Comme les 43 % des grèves qui ont augmenté de 13 % en 2014, les deux dernières grèves, dans le secteur des phosphates et du transport, ont été sauvages, en ce sens qu’elles n’avaient pas respecté les procédures administratives. Elles reflètent certes une remontée de la grogne sociale qui ne semble pas vouloir se calmer malgré la fin de la période de transition politique et pour donner un certain répit social au nouveau gouvernement pour qu’il puisse réussir sa mission de sauvetage d’une économie à la dérive.

Les employés de la compagnie des phosphates de Gafsa (CPG) ont entamé depuis lundi une grève à l’appel du syndicat de base en signe de protestation contre le refus du ministère de l’industrie, de l’énergie et des mines de verser la prime de production des employés de la compagnie pour les années 2012 et 2013. Les activités d’extraction du phosphate brut ont été par conséquent suspendues dans les mines de la compagnie dans les délégations de Metlaoui, Medhila, Om Laarayes et Redeyef ainsi que dans les unités de production du phosphate commercial à Kef Eddour, Metlaoui et Mdhilla.

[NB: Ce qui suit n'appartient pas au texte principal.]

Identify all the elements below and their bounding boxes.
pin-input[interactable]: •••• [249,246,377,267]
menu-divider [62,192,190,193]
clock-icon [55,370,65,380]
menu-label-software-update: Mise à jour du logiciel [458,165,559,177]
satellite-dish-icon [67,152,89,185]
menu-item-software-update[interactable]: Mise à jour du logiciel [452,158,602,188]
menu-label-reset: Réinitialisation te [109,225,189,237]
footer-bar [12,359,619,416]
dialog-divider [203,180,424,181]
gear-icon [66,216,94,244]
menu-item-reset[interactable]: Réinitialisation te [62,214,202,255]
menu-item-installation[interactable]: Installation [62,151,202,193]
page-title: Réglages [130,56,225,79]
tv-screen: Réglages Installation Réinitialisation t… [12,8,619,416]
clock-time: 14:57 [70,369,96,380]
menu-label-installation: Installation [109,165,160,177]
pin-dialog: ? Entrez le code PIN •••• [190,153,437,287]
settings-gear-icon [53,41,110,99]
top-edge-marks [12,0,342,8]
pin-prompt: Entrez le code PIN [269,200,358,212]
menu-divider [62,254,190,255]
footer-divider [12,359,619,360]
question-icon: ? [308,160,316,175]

Dans le secteur du transport, c’est la grève des employés de la Transtu, doublée d’une grève des cadres de la Compagnie tunisienne de navigation. Selon Moncef Ben Romdhane, secrétaire général de la Fédération du transport relevant de l’UGTT, les grévistes ont agi en réponse à la promesses non tenue du gouvernement concernant le versement de la prime de fin d’année exigée par les employés depuis décembre 2014 dont la valeur globale est estimée globale de 4.5 millions de dinars, et ce suite à un accord conclu entre la partie syndicale et les autorités. Selon le ministère, se serait une mésentente, entre employés et administration, sur les modalités de calcul de la prime de fin d’année, normalement faite pour encourager les plus travailleurs des employés et qui ne saurait être généralisée au mépris des lois en vigueur. Une grève, d’autant plus incompréhensible, qu’elle paralyse une sociétédéjà déficitaire de 1480 MDT.

Il est cependant, selon nous, temps de se demander à qui profite la grève. Certainement pas à une entreprise, la Transtu, déjà hautement déficitaire. Certainement pas ensuite à un gouvernement qui sera appelé à de lourdes tâches dont l’impact devrait toucher, plus que les employés du phosphate ou du transport, mais à TOUT UN PAYS. Certainement pas aussi, à une centrale syndicale, partenaire économique de ce prochain gouvernement et qui devrait ainsi mettre le holà à cette nouvelle flambée de tension sociales, pour aider son partenaire. A bon entendeur, salut.